Take a detour through rooms A19 to A21 before you reach Leonardo.
The atmosphere changes completely.
Where the Italian rooms are luminous and idealized, these are darker, more intimate, more soberly concerned with reality.
You are in the world of Cranach, Dürer, and their contemporaries — the great tradition of Northern European painting developing in parallel with the Italian Renaissance.












Lucas Cranach the Elder painted portraits of Protestant reformers — Luther, Melanchthon — alongside mythological nudes, all with a distinctive sharpness of line and a slightly cooler palette. His son, Lucas Cranach the Younger, continued his father's style so faithfully that their works are often hard to tell apart — the Uffizi's Adam and Eve panels are among the finest examples in the room. Albrecht Dürer's works bring the Northern obsession with precision and self-examination: real faces, real aging, real expressions.
These are people, not ideals.
The Reformation is happening somewhere just off the edge of these canvases.
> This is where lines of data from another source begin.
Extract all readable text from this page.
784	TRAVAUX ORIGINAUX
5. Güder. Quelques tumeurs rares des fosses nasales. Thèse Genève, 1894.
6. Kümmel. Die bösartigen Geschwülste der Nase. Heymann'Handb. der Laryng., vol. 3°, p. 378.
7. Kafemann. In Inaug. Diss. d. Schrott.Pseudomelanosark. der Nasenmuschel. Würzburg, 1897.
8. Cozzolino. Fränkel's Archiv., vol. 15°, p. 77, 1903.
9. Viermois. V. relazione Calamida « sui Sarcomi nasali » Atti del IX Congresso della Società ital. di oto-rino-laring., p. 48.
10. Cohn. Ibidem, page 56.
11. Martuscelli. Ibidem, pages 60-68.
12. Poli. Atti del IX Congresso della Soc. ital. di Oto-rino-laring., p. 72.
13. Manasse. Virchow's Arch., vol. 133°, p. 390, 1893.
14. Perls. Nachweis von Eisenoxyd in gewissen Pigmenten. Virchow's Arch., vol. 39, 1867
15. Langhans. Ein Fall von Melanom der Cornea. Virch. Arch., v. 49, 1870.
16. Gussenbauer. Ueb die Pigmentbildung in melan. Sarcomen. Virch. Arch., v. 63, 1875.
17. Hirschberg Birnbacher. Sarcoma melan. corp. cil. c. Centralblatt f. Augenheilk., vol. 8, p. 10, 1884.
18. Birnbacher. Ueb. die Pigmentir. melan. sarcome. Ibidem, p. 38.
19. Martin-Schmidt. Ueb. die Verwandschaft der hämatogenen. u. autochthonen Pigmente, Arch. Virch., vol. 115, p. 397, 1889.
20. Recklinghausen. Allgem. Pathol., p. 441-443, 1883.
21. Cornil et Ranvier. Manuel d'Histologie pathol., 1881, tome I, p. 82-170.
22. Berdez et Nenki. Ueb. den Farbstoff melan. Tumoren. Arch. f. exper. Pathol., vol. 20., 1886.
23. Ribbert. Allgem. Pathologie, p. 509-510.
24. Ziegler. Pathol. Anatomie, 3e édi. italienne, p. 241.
The contrast with Botticelli, a few rooms back, is striking.
Different colours, different light, different conception of what painting is for.
The Italian Renaissance and the Northern Renaissance were in conversation across the Alps, but they arrived at very different answers.

Fun fact: Cranach's signature was not a name but an emblem — a small winged serpent with a ruby ring, which appears in the corner of his paintings from 1508 onwards.
Once you know to look for it, you'll spot it.